By Leah Smiley
My best friend called me today and shared that her husband was filing for divorce. One of the key issues was her inability to work consistently, which placed the family in a precarious financial position. My friend is not unemployed– for the last fifteen years, she has worked as a nurse with one of the largest healthcare systems in New Jersey. The problem is that her husband refuses to watch the children while she works 12 hour shifts. Over the years, this has proved to be an exacerbating problem—challenging her to become creative in finding childcare to say the least. More recently, she began calling out of work in lieu of hustling to find child care. I use the word “hustle” because her husband would commit to watching the kids, but then renege at the last minute.
In my opinion, there are several solutions to this problem:
- The obvious answer: force her husband to watch the kids. After all, they are HIS kids.

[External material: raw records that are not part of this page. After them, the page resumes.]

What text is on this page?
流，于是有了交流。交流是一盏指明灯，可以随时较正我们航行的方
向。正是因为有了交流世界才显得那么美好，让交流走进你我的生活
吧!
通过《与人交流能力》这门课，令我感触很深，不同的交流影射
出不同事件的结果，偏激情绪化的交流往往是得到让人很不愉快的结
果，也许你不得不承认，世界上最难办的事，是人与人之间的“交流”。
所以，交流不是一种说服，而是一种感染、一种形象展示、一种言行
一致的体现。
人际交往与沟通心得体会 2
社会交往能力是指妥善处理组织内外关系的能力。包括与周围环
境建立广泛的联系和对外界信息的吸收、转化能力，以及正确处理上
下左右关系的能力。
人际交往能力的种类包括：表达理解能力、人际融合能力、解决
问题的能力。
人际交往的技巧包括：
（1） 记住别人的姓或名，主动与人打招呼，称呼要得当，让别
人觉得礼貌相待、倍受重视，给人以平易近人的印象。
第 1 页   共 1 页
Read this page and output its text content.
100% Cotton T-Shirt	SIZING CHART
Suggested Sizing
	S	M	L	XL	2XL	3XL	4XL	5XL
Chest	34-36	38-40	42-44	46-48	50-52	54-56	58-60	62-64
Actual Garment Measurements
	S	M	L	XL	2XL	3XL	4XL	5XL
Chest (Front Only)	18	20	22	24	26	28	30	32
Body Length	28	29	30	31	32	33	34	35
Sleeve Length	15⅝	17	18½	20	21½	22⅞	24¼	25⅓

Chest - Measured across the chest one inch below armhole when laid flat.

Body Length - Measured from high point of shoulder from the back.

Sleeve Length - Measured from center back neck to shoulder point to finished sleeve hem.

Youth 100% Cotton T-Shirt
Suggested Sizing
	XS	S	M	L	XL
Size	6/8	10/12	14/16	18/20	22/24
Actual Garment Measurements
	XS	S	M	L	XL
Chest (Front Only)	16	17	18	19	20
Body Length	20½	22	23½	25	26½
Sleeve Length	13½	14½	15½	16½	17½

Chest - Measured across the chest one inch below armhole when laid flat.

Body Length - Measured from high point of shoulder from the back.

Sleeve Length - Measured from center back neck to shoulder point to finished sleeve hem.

- The not-so-easy answer: train managers to be aware of behavior changes in otherwise faithful and hardworking employees. Is the employee calling out a lot of days? Coming into work late? Missing deadlines? Recent changes in an employee’s normal behavior could indicate that the supervisor needs to step in and offer solutions. Of course, in this situation, my friend has been written up and suspended several times for such uncharacteristic behavior; but that is the easy way out for supervisors. While an employee may not feel comfortable sharing embarrassing stories such as, “my husband refuses to watch the kids while he’s sitting home doing absolutely nothing”, the manager’s people skills should kick in and say, “Hey, I know you may be going through something that you may not want to share with me; but here is a list of resources that you can use to help you cope. I expect that you will use these resources to become the great worker that I know you can be.”
- The easy answer: Sometimes providing support for working mothers can be as simple as forming partnerships with daycare providers, organizing employee resource groups for working mothers, and offering employee assistance programs. These options are free or low-cost and can go a long way in retaining high-quality employees.
Being a mother at work is never easy, especially when small or school-aged children are involved. For the most part, these women work hard before and after work, while striving to give their all AT work. Additionally, childcare is expensive. A mother with two toddlers may pay $1,000 – $1,500 a month for daycare. And finally, almost everything about motherhood is unpredictable. One has virtually no control over whether a child gets sick or hurt. When you factor in the “guilt” that some mothers feel for missing important functions due to work, and the dirty looks that women get for talking about kids too much or rushing off to handle family issues, it can be very hard to be a mother at work.
Help mothers out, and offer some easy and not-so-easy solutions to common problems. If you’re not sure about what you can do, form a focus group and ask mothers what they need to be more productive.
By the way, I’m not discriminating against fathers at work, but I’ll address them on another day!